Mesmo nestas horas sombrias, há o brilho ofuscante da esperança à distância. Estamos a ver gestos espontâneos de amor, vida, celebração, música, arte e amizade entre vizinhos. Testemunhamos a coragem ilimitada dos profissionais de saúde. Estamos a assistir a comunidades que se unem à medida que as pessoas procuram algum propósito entre o caos e querem ajudar da maneira que puderem. Certamente, é nisso que nos devemos concentrar. A interconectividade das pessoas e as múltiplas crises que estamos a enfrentar não podem mais ser negadas, assim como as soluções que procuramos.
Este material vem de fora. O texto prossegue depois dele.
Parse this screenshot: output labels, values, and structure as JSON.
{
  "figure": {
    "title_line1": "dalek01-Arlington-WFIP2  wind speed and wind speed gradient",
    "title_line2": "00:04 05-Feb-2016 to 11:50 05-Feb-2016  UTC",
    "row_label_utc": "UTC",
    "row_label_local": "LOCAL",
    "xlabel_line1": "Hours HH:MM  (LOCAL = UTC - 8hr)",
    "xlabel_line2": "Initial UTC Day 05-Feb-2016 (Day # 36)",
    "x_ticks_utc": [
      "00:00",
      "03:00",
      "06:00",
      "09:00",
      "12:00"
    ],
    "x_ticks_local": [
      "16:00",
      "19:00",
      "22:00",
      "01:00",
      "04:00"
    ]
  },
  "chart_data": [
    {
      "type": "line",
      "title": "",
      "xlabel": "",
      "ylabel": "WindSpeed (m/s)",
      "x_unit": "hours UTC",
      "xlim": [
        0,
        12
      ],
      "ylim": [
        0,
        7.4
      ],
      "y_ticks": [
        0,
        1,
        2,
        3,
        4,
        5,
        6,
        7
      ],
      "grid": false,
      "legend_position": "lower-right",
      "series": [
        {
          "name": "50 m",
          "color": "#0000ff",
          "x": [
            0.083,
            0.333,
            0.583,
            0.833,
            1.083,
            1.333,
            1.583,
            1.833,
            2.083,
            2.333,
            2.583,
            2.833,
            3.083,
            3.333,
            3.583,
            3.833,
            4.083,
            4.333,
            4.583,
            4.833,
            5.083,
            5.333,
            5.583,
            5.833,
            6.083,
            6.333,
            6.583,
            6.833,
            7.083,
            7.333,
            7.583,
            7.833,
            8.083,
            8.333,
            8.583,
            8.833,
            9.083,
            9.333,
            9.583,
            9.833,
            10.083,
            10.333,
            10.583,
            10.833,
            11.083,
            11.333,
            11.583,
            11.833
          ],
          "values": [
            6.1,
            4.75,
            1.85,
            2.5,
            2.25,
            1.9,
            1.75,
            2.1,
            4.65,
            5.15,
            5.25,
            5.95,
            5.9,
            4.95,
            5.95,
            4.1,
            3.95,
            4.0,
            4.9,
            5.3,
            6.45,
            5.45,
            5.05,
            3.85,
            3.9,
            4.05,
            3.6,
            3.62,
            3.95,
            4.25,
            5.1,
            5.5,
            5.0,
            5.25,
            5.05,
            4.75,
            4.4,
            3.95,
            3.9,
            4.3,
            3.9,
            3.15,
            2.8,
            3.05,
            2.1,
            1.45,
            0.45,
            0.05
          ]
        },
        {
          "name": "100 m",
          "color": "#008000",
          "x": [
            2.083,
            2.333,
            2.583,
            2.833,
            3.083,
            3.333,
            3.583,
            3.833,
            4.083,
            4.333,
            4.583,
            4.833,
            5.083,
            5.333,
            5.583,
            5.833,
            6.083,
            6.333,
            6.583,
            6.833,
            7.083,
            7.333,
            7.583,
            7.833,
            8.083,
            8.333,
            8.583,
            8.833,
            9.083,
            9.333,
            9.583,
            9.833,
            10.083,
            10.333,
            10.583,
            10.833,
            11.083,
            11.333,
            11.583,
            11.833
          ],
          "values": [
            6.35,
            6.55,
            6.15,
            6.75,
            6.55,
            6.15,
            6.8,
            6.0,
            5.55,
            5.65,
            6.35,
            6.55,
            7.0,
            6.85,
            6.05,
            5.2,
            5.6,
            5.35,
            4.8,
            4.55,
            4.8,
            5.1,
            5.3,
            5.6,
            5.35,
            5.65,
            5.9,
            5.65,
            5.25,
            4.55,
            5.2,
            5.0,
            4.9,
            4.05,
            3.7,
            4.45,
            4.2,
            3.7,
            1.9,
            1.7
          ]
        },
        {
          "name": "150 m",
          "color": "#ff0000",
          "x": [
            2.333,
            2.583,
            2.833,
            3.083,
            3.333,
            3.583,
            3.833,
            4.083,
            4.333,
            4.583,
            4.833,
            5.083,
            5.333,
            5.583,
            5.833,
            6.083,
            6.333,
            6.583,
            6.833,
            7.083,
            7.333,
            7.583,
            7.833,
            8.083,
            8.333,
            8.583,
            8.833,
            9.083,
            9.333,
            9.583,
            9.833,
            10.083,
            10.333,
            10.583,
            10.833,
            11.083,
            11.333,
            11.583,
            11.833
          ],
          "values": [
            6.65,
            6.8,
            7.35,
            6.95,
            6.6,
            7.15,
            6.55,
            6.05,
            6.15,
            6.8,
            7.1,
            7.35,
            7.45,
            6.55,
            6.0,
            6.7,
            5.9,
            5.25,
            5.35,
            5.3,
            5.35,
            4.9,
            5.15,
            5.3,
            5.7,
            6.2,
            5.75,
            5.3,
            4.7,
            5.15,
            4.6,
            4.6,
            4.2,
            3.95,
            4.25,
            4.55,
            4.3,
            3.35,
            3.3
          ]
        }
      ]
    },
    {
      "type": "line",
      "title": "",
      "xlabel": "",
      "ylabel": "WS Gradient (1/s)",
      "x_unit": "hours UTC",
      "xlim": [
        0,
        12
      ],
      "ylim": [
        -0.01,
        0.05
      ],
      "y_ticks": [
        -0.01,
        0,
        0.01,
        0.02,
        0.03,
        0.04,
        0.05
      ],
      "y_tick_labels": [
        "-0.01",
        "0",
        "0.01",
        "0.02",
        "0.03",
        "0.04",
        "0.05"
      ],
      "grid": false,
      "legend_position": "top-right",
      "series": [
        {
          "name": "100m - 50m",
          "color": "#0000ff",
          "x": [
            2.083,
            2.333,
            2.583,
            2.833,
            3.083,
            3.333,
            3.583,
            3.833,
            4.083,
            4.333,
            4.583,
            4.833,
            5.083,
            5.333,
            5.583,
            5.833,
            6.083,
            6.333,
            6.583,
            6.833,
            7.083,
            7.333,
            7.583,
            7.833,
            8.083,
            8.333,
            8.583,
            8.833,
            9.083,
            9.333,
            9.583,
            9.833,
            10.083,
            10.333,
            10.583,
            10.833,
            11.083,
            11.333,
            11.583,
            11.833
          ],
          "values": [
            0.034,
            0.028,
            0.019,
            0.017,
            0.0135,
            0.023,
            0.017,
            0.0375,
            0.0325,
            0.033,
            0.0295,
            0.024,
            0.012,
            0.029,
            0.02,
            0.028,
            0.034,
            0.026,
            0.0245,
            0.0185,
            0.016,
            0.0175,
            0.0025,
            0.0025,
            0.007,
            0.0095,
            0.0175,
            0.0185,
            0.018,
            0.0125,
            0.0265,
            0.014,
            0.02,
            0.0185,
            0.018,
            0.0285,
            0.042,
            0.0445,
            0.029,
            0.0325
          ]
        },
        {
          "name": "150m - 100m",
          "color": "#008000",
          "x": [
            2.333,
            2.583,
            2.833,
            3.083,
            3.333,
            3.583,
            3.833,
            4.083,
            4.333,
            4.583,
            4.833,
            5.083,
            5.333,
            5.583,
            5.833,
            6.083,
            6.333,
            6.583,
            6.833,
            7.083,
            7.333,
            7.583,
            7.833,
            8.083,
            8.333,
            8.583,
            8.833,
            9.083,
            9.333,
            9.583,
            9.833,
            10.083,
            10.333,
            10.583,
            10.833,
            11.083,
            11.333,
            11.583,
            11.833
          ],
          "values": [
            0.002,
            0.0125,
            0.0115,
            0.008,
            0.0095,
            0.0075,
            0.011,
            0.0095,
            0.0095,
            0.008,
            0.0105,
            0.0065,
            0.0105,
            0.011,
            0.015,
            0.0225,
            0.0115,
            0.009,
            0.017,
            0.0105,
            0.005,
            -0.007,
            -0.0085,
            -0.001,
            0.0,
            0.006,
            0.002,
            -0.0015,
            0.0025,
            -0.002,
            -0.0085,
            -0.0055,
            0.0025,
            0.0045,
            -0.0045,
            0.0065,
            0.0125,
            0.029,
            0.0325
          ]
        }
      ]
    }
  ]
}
Enquanto nos preparamos para a fase pós-COVID das nossas vidas, podemos ver além deste momento de confusão e medo e permitir-nos ser transformados e ouvir outra verdade que não a que nos trouxe aqui. Vamos ter coragem e força para sermos fiéis ao que valorizamos e amamos: pessoas, natureza e vida. Vamos unir-nos e liderar a partir de um lugar de verdade sobre o mundo que queremos reconstruir juntos, ouvindo os sussurros gentis que ouvimos quando o ruído do nosso estilo de vida destrutivo é silenciado.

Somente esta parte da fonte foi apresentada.